As one can see from studies that have been conducted recently, different QSAR approaches can be used to produce statistically sound models with good predictive ability. Our models are comparable with these studies in terms of statistical robustness and predictive power. Furthermore, the QSAR effort described here can contribute to the advance of the field regarding the following aspects. In this work, we report QSAR models for reversible, competitive, and non-peptidic cruzain inhibitors belonging to the imidazole class. These compounds showed promising properties including in vivo efficacy against an animal model of Chagas disease and no acute toxicity. In addition, the initial hit was discovered in a virtual screening and the analogues were optimized by extensive computational, synthetic, and biological studies entirely conducted in our laboratory.

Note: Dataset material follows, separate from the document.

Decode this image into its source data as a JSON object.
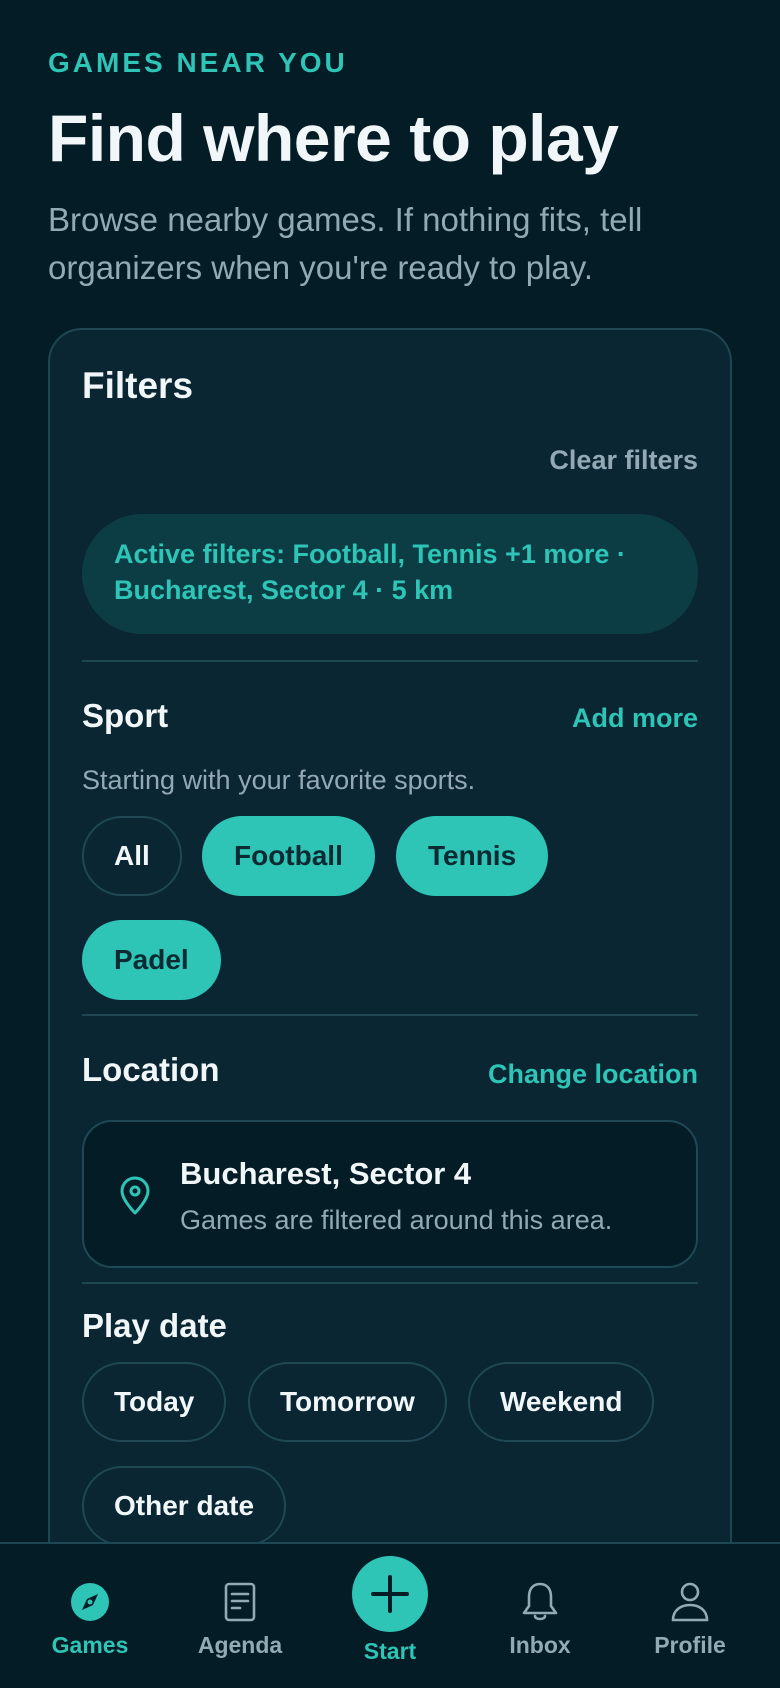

Although the QSAR models described here were able to predict accurately the activity of the test set compounds and identify features that are determinant for cruzain inhibition, every QSAR method has advantages and limitations. 2D techniques such as AutoQSAR and HQSAR have the important advantage of being independent of molecular alignment, which makes these methods very straightforward. This is an important feature as these techniques require significantly less time for model development. Both 2D methods are based on molecular fragments as descriptors, and this type of independent variable has been widely used [
42]. Besides molecular fragmentation, AutoQSAR computes physicochemical properties, which significantly expands the scope of molecular descriptors considered in the construction of the models in comparison with HQSAR. However, 2D methods have important limitations. The main disadvantage is that three-dimensional properties that determine the interaction with molecular targets are not considered. No insight into ligand–receptor interaction has been provided by taking the output of 2D methods alone.
Otherwise, 3D methods such as CoMFA and CoMSIA allow the interpretation of the results in terms of molecular features that are closely related to ligand–receptor interactions. Features such as electrostatic and steric potentials and hydrogen-bonding ability are especially useful to presume which type of intermolecular interactions can take place during the formation of the ligand–receptor complex. When the structure of the molecular target is known, it can be integrated to the output of 3D QSAR models to give a much more detailed picture of ligand–receptor molecular recognition. An important disadvantage of 3D methods is the dependence on structural alignment, which can significantly slow the process of model development. Additionally, defining a method for structural alignment is not straightforward, mainly when the molecular target is unknown. One key difference in the output of the 3D methods used here is that CoMFA maps are more fragmented and apart from the ligand surfaces than CoMSIA maps [
20]. This occurs because of the cutoff parameterization of the CoMFA fields which results in a high steepness of the electrostatic and steric potentials when the probe comes too close to the molecular surfaces. Otherwise, the Gaussian function implemented in CoMSIA is significantly softer than the Lennard–Jones and Coulomb functions used in CoMFA. The use of the CoMSIA Gaussian function facilitates the interpretation of the contour maps as they become more continuous and able to fill in the region occupied by the compounds.